— Мне мать звонила. Почему ты ей денег не дала?
Стас не разделся. Он даже не снял ботинки, принеся с лестничной клетки в прихожую запах сырости и талого снега. Куртку он тоже не расстегнул, стоя посреди их уютной, пахнущей запечённой курицей квартиры, как чужеродный, холодный монолит. Его голос был лишён привычных интонаций, он звучал плоско и твёрдо, как приговор. Вся усталость после рабочего дня испарилась, сменившись жёсткой, собранной злостью. Он был готов к бою. Он пришёл с войны, которую уже провёл у себя в голове по дороге домой, и теперь ему нужна была лишь безоговорочная капитуляция противника.
Инга не обернулась. Она сидела за кухонным столом, спиной к нему, и медленно, с какой-то отстранённой грацией, допивала свой остывший чай. Она сделала последний глоток, аккуратно поставила чашку на блюдце, и лёгкий фарфоровый стук прозвучал в напряжённом воздухе оглушительно громко. Только после этого она повернула голову, посмотрев на мужа невозмутимым, ясным взглядом. На её лице не было ни вины, ни страха, ни даже удивления. Было только спокойное, выжидательное внимание.

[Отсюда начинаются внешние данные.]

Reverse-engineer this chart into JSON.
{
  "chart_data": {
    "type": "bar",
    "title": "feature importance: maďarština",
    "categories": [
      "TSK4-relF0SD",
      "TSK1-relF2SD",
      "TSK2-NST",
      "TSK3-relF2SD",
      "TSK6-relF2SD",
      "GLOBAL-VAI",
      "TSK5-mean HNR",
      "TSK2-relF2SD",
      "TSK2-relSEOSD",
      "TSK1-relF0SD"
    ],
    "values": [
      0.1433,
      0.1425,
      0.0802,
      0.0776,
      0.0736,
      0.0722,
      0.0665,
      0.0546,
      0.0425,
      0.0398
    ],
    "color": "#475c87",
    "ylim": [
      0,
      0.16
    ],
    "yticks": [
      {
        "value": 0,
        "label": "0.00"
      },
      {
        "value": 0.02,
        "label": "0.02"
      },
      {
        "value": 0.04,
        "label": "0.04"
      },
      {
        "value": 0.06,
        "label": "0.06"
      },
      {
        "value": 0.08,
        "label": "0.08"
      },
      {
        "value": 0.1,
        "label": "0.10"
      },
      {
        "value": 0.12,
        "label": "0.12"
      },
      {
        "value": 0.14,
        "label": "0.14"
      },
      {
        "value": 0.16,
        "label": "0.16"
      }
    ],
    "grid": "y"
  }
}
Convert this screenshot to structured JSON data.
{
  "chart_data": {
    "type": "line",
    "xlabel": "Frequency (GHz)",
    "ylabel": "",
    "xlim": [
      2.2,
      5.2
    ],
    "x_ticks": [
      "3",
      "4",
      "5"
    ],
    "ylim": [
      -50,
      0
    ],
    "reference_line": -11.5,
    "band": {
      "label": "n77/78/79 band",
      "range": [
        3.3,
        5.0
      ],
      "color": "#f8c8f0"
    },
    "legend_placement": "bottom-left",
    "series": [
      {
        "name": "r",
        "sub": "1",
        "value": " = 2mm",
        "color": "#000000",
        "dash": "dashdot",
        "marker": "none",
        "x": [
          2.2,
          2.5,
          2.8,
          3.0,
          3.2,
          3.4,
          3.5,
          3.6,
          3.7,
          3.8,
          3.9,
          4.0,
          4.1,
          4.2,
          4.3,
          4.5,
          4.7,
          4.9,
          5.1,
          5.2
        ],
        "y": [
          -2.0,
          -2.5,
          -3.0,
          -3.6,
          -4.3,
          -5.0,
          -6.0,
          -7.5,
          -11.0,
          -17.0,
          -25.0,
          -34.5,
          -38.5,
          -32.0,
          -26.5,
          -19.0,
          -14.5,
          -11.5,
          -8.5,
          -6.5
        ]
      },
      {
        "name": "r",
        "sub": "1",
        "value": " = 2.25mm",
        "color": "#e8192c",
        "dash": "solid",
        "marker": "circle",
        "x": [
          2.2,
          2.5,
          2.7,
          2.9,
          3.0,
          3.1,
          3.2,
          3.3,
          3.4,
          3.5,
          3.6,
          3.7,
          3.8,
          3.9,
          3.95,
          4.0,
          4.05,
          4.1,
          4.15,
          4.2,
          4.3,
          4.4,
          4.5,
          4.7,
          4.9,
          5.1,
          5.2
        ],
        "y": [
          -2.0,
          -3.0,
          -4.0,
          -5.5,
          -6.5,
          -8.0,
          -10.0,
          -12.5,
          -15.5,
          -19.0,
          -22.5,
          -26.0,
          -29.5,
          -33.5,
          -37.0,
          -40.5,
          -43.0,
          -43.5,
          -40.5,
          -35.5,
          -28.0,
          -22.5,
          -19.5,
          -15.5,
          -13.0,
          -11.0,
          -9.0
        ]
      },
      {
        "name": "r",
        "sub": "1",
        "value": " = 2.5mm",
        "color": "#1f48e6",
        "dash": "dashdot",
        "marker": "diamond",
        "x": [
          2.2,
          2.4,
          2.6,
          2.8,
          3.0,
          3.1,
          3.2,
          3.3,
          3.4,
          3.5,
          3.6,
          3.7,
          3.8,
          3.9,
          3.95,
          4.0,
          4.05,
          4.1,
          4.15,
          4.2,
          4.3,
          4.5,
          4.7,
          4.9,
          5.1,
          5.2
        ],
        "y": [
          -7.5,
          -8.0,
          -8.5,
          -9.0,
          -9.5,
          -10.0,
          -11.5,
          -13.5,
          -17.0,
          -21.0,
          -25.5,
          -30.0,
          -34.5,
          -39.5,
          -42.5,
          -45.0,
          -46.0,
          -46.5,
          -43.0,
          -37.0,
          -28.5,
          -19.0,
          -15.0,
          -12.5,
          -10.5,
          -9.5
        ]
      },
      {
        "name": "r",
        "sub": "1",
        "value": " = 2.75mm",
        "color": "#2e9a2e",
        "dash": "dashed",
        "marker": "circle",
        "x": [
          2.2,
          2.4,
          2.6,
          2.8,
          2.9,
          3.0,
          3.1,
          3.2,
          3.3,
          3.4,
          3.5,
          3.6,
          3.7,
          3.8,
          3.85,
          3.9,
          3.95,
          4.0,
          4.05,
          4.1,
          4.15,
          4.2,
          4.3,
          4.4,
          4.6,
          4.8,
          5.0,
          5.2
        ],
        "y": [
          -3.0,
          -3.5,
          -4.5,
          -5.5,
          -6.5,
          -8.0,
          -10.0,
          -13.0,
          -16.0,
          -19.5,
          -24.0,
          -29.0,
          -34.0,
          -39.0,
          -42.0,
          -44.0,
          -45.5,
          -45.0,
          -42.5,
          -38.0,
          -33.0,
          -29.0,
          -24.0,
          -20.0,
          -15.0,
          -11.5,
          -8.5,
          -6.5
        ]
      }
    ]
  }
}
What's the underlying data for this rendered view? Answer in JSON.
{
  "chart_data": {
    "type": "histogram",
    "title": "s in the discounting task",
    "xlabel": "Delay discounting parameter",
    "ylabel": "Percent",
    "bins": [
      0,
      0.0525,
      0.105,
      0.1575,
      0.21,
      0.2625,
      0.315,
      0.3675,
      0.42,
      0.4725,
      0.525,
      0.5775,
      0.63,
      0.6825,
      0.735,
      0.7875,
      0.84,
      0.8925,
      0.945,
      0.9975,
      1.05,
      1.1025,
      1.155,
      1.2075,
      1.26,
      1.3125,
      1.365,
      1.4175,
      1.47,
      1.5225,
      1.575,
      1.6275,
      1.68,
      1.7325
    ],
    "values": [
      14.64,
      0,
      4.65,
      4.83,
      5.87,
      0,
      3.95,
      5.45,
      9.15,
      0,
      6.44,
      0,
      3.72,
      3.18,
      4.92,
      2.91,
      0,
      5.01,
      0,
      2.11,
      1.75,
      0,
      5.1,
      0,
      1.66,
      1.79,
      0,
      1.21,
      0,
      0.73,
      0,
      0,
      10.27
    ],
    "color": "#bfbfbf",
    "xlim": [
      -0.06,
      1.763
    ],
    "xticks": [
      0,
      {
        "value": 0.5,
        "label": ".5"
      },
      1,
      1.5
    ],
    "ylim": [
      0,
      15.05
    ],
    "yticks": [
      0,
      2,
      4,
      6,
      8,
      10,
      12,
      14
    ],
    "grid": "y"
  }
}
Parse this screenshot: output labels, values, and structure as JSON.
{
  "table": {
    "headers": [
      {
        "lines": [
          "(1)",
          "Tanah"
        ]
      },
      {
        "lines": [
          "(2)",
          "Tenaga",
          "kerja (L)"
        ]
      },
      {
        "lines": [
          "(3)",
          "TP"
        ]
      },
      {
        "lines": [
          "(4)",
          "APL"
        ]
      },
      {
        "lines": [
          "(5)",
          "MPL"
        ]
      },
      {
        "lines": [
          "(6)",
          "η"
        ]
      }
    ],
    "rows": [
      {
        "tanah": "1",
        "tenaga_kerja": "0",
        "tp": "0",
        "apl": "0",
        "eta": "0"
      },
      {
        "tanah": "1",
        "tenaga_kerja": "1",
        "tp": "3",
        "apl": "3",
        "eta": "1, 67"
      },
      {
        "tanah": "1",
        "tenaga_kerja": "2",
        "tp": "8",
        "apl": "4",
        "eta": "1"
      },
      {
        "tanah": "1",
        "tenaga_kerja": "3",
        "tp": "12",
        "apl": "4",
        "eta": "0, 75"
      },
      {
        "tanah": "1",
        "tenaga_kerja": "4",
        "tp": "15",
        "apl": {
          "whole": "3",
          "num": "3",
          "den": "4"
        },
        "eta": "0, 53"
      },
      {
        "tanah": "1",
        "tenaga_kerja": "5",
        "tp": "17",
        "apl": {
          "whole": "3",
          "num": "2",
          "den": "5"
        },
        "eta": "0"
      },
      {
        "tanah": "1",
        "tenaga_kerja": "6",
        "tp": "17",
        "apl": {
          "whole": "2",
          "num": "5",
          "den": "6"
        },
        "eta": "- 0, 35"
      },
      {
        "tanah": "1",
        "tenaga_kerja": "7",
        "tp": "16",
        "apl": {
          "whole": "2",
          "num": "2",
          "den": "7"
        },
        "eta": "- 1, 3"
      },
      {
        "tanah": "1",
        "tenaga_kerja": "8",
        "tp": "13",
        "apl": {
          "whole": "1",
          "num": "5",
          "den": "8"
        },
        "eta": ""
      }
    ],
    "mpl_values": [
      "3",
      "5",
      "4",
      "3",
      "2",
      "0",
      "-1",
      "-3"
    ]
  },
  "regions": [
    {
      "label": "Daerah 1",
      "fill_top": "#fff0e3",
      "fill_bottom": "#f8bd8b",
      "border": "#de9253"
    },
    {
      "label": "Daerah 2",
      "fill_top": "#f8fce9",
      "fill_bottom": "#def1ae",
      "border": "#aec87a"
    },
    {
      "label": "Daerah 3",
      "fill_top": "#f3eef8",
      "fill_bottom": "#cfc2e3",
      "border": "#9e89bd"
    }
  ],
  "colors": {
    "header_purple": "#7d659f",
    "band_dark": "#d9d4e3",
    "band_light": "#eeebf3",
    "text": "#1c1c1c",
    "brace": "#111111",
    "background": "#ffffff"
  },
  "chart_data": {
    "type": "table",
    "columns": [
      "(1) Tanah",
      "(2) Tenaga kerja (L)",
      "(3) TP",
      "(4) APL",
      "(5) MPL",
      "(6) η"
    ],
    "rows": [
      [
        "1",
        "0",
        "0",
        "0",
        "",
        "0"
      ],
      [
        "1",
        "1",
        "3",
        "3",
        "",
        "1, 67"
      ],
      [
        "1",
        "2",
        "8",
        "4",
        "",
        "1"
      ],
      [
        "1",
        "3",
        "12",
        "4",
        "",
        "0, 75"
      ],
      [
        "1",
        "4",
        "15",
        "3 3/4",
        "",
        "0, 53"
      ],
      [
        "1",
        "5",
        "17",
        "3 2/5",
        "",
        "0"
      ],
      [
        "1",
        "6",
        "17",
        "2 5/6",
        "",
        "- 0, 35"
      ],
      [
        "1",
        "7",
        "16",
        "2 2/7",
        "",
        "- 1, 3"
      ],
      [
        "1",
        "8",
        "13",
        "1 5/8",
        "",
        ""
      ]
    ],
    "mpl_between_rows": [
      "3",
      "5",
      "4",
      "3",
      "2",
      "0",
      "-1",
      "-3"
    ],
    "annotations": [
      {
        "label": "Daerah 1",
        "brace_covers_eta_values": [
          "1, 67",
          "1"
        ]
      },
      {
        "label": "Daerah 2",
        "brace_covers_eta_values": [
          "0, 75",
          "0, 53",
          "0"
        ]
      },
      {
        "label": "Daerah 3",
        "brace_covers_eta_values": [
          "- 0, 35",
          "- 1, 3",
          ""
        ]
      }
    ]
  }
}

— Она же в отчаянном положении! — продолжил он, повышая голос. Его кулаки непроизвольно сжались. Он видел, что его праведный гнев разбивается о её спокойствие, как морская волна о скалу, и это бесило его ещё больше. Ему нужны были эмоции, оправдания, крики — всё что угодно, только не эта ледяная стена. — Она плакала в трубку, Инга! Моя мать плакала! Она сказала, что ты выставила её за дверь, как последнюю попрошайку. Что ты даже не выслушала!
Он сделал шаг вперёд, его ботинки оставили на чистом ламинате грязный, мокрый след. Он видел этот след, но ему было всё равно. Пусть видит. Пусть видит, как он, её муж, врывается в их общий, такой ухоженный мир, неся с собой горе своей матери.
Инга молчала. Она смотрела на этот след, потом перевела взгляд обратно на его лицо. Её спокойствие начинало казаться зловещим. Оно не было смиренным или испуганным. Оно было уверенным. Словно она знала нечто, чего не знал он, и это знание давало ей несокрушимую силу. Она видела перед собой не любимого мужчину, а разъярённого мальчика, которого накрутила по телефону его мама.
— Она тебе не сказала, на что ей деньги? — наконец произнесла Инга. Её голос был ровным, без единой дрогнувшей ноты. Это был не вопрос, а констатация.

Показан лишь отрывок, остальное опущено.